Which could be overcome, he wrote, by

  1. Lying.
  2. Easing folks’ minds.
  3. Setting an example of the feasibility of getting away with things.

In “First Hubby,” slipped in with his account of romancing Clementine, his thoughts about The Muppets and how he has no interest in autographing pictures for schoolchildren who write in at their teachers’ behest—“Tell them to go climb a tree. That’s what I did when I was their age”—are some fascinating dialogue and situations that could have come from current politicians and pundits.

From Blount’s imaginary President DaSilva:

“People ask me whether I’m not put off by some of the panhandling tactics of the urban homeless. Well, you know it’s not only homelessness that’s up, it’s also shamelessness. If Donald Trump can behave the way he does, then why shouldn’t people go up to strangers in the street, get right up in their face and ask for money?”
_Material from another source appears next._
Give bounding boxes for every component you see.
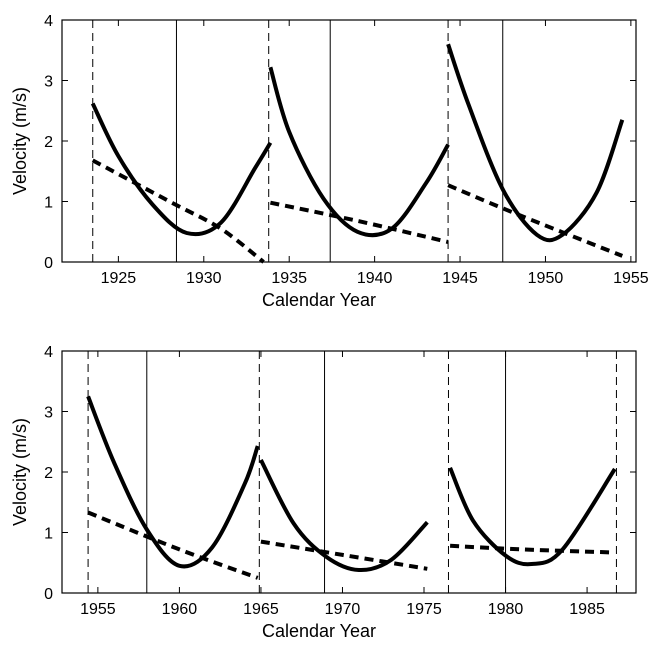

A disapproving Donald Trump reference. Right there on Page 170 of a 26-year-old book. The DaSilva character also sounded a bit like Bernie Sanders at times:

“We need a middle-class revolt, which forces the rich to pay for programs that help the poor aspire to that old-fashioned goal, a decent living….”

And what about this Blount song lyric in “First Hubby”?

You got big old hair and a little bitty heart.

I should’ve known about you from the start.

Your pompadour is a work of aaaaaaart—

You got big old hair and a little bitty heart.

I don’t know. I think I could vote for Roy Blount. Even if that would cause his “First Hubby” effort to remain pure fantasy.